Znalazłyśmy się trochę bliżej głównej sceny, ale wciąż daleko. Tu jednak Bóg przewidział dla nas pewne zadanie: odszukała nas s. Eliana, która gdzie indziej czekała na Ojca świętego ze swoją grupą z Chicago. Opowiedziała, jaka kolejka ustawiła się do księdza z jej grupy, kiedy ten pośrodku sektora postawił krzesełko i zaczął spowiadać. Obok nas siedziało dwóch księży – zapytałyśmy ich, czy nie zechcieliby pomóc i zrobić tego samego. Zgodzili się. Znalazłyśmy im krzesełka, napisałyśmy kartki z informacją, w jakich językach można przystąpić do sakramentu, i od razu ustawiły się dwie kolejki. Chwała Panu!
Zaraz potem cudów ciąg dalszy: jakaś kobieta dała nam… kolejne dwa bilety do części siedzącej! Musiałyśmy się jednak rozdzielić, bo miejsca były w innych sektorach. To jednak nie był koniec interwencji Pana Boga – na krótko przed przybyciem papieża podszedł do nas jakiś człowiek i przedstawił się, jako odpowiedzialny za przygotowanie tego spotkania rodzin. Pytał, skąd jesteśmy. Chwilę rozmawialiśmy. Na koniec wyjął dwa bilety – dla nas to już były trzecie bilety na ten wieczór. Tym razem… przed samym miejscem przewodniczenia! 🙂 🙂 Centralnie przed samym Ojcem świętym! Mogłyśmy patrzeć mu twarz! Pierwszy rząd miejsc był prawie pusty, bo zarezerwowany dla wolontariuszy pracujących przy uroczystości, którzy przysiadali tam tylko na chwilę i zaraz wracali do swoich zajęć. Nasz rząd – najlepsze miejsca – został przeznaczony nie dla VIPów, ale dla zwykłych ludzi: jakaś młoda rodzina z dzieckiem, prości ludzie. Bardzo w stylu papieża Franciszka. Byłyśmy wzruszone tym odkryciem i zaszczycone, że zostałyśmy uznane za godne zajęcia miejsca razem z tymi ludźmi – zaniosłyśmy tam w sercach wszystkich tych, z którymi pracujemy na Haiti.
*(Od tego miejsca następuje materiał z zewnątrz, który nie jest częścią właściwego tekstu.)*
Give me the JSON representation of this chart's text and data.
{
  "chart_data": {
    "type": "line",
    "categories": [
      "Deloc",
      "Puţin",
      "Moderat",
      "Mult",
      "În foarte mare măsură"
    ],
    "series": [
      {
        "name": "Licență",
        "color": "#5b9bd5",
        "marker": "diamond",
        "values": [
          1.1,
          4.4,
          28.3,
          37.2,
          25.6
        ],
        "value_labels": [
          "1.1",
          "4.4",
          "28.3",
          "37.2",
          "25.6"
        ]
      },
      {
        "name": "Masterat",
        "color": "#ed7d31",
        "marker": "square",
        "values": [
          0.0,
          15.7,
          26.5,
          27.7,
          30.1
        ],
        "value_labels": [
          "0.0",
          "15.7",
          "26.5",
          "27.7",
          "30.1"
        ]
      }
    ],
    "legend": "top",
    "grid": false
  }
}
Uroczystość była wspaniała. Sześć poruszających świadectw rodzin z różnych części świata, wspaniały koncert i bardzo spontaniczne przemówienie papieża, który niezmordowanie głosi Dobrą Nowinę o tym, że Bóg nas kocha ponad wszystko. O tak! My i nasza historia jesteśmy tej miłości najlepszymi świadkami!